The 31 women represented by law firm Leigh Day filed a group claim in the United Kingdom in April 2020 accusing PGI of failure to protect them from rape, sexual assault, sexual harassment, coercion and discrimination by male workers. The claimants alleged they submitted to the sexual harassment for fear of losing their employment. Many contracted HIV, others became pregnant following the sexual abuse.

PGI Group Ltd, the UK-based parent company of Malawian tea company Lujeri, applied for the women’s future recoverable costs in their court case to be limited to £150,000.

The claimants had at that point already incurred around £1.6m while PGI had incurred £750,000.

In October last year, a High Court Judge rejected the application for the costs capping order (CCO), saying £150,000 was a small fraction of the minimum legal costs that the women would need to spend if the case went to trial. He added that the capping order would mean they would have to halt their case.

The judge added that the application failed to meet the requirement that a capping order must be in the interest of justice. He said there was no substantial risk that without the capping order, disproportionate costs would be incurred.

PGI sought permission to appeal High Court’s decision from the Court of Appeal, arguing that the judge applied the wrong proportionality test and failed to take account of the costs already incurred. The company also argued that the judge was wrong to hold that the costs of prosecuting the claims in Malawi were irrelevant to the court’s consideration of proportionality.

In his ruling, Lord Justice Coulson on 25 February, 2022 rejected PGI’s bid for permission to appeal saying it has no real prospect of success.

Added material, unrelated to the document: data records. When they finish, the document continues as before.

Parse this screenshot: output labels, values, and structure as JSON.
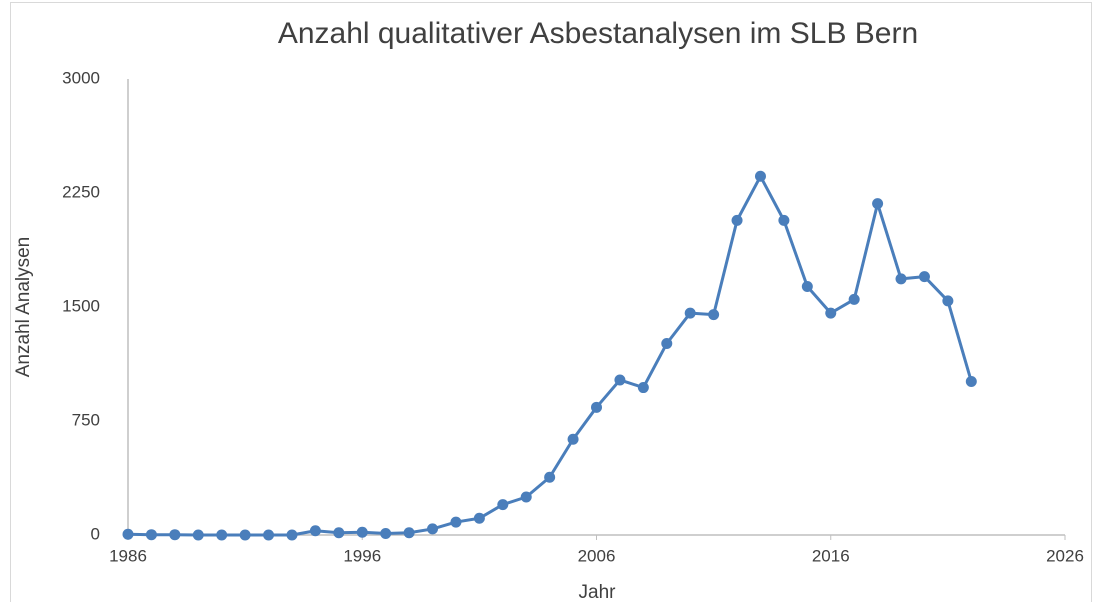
{
  "chart_data": {
    "type": "line",
    "title": "Anzahl qualitativer Asbestanalysen im SLB Bern",
    "xlabel": "Jahr",
    "ylabel": "Anzahl Analysen",
    "x": [
      1986,
      1987,
      1988,
      1989,
      1990,
      1991,
      1992,
      1993,
      1994,
      1995,
      1996,
      1997,
      1998,
      1999,
      2000,
      2001,
      2002,
      2003,
      2004,
      2005,
      2006,
      2007,
      2008,
      2009,
      2010,
      2011,
      2012,
      2013,
      2014,
      2015,
      2016,
      2017,
      2018,
      2019,
      2020,
      2021,
      2022
    ],
    "series": [
      {
        "name": "Anzahl Analysen",
        "color": "#4a7ebb",
        "values": [
          5,
          2,
          2,
          0,
          0,
          0,
          0,
          0,
          28,
          15,
          18,
          10,
          15,
          40,
          85,
          110,
          200,
          250,
          380,
          630,
          840,
          1020,
          970,
          1260,
          1460,
          1450,
          2070,
          2360,
          2070,
          1635,
          1460,
          1550,
          2180,
          1685,
          1700,
          1540,
          1010
        ]
      }
    ],
    "xlim": [
      1986,
      2026
    ],
    "xticks": [
      1986,
      1996,
      2006,
      2016,
      2026
    ],
    "ylim": [
      0,
      3000
    ],
    "yticks": [
      0,
      750,
      1500,
      2250,
      3000
    ],
    "grid": false
  }
}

On limiting the costs in UK to the costs that would be incurred in Malawi, Coulson said the costs of pursuing the claim in Malawi are irrelevant since the claim was validly brought in the UK.

“It is wrong in principle to say that, although the claims were validly brought in the UK, the costs should be pegged to the costs that would be incurred if the claims had been brought in a different country. There is no authority for such a proposition. It would be completely artificial,” he said.